Two different types of data will be used: (1) not publicly available data provided by a large Swiss insurer, and (2) publicly available web data.

The data provided by the insurance company cover a 7-year period from 2010–2016 and contain detailed information about a large set of Swiss SMEs including their annual revenue. This data source will be used to: (1) build the baseline growth model, and (2) serve as ground truth data (i.e. growth-labeled data) to train the final model.

The web data related to a large set of Swiss SMEs with known revenues (i.e. ground truth) are collected. Therefore, the usability of various web data sources will be evaluated with respect to the identified growth factors. The data sources include governmental websites such as the Swiss Federal Statistical Office, commercial websites such as the Central Business Names Index, social media like Twitter and LinkedIn, and company websites. First, I plan to manually inspect the data sources in order to assess their usability. The next step is to develop a python-based program which allows an automated extraction of previously identified growth factors for a large set of companies. Table 1 summarizes the data sources which will be examined.

Table 1. Web data sources to be examined.

5 Expected Outcome

In my PhD thesis, I aim to enable the prediction of SME growth based on publicly available web data, currently not a common approach in the domain of SME growth prediction. Therefore, various web data sources will be analyzed with respect to their usability for SME growth prediction. WM will applied to collect web data and feature generation, whereas different ML algorithms will be studied to build a SME growth model with high accuracy. Furthermore, my research aims to expand the existing knowledge of several closely-related domains, including business intelligence, business information systems, web mining and SME growth research.

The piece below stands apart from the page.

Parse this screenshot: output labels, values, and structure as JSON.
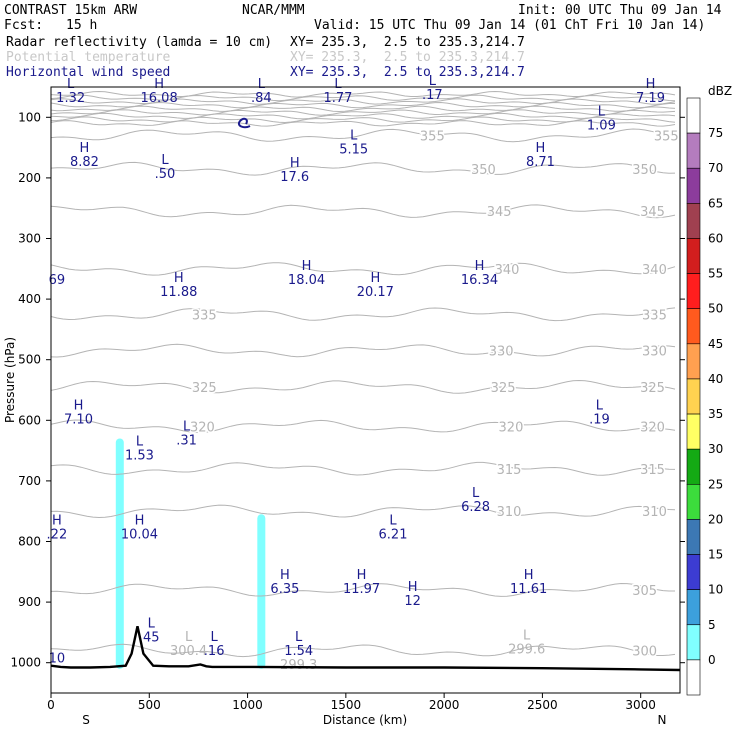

Furthermore, the research carried out in the scope of this thesis will have important practical implications. For the Swiss SME organizations, the insights generated in my thesis may support the Swiss SME organizations at understanding the success and failure of SMEs, thus strengthen their supportive role for SMEs. For the investment companies, the built system can be used to monitor the development of SMEs by mining the changes in the website of firms, serving as an “early recognition system” for future opportunities for growth. Finally, for SMEs, the system can be used to evaluate the characteristics of firms based on the information given in the web. The absence of important key success factors can be pointed out to firms, thus serving as a consulting program.

6 Stage of the Research

At the time of writing, the factors influencing growth of SMEs have been determined through an extensive literature review. The potential web sources for feature generation are identified and will be further investigated with regard to the usability to build a SME growth model. In particular, the data from the Central Business Names Index and Swiss Federal Statistical Office are completely collected, which gives us an overall picture of the SME landscape and the general socio-economic situation in Switzerland. Furthermore, the data from company websites of our ground truth (approximately 9000 SMEs) are collected by a web crawler and stored in the HTML format. In the next step, the focus lies in the extraction of firm characteristics such as age of firm, size, financial resources and human capital by means of text mining. A first SME growth model will be built based on the collected data. Therefore, different ML algorithms will be used und compared with regard to the accuracy. In an iterative and incremental approach, features reflecting the characteristics of the entrepreneur and environmental factors will be extracted from other web sources and added to the growth model.

7 Advice Sought

I hope to get valuable feedback from senior WM researchers on potential techniques suitable for extraction of growth factors from the web data sources. In particular, handling company websites is very challenging because the information available on company websites is not standardized, and varies according to the company and how it wishes to present itself. In addition, I would like to discuss the prediction ML algorithms I plan to use, as well as and further useful datasets and potential collaborations.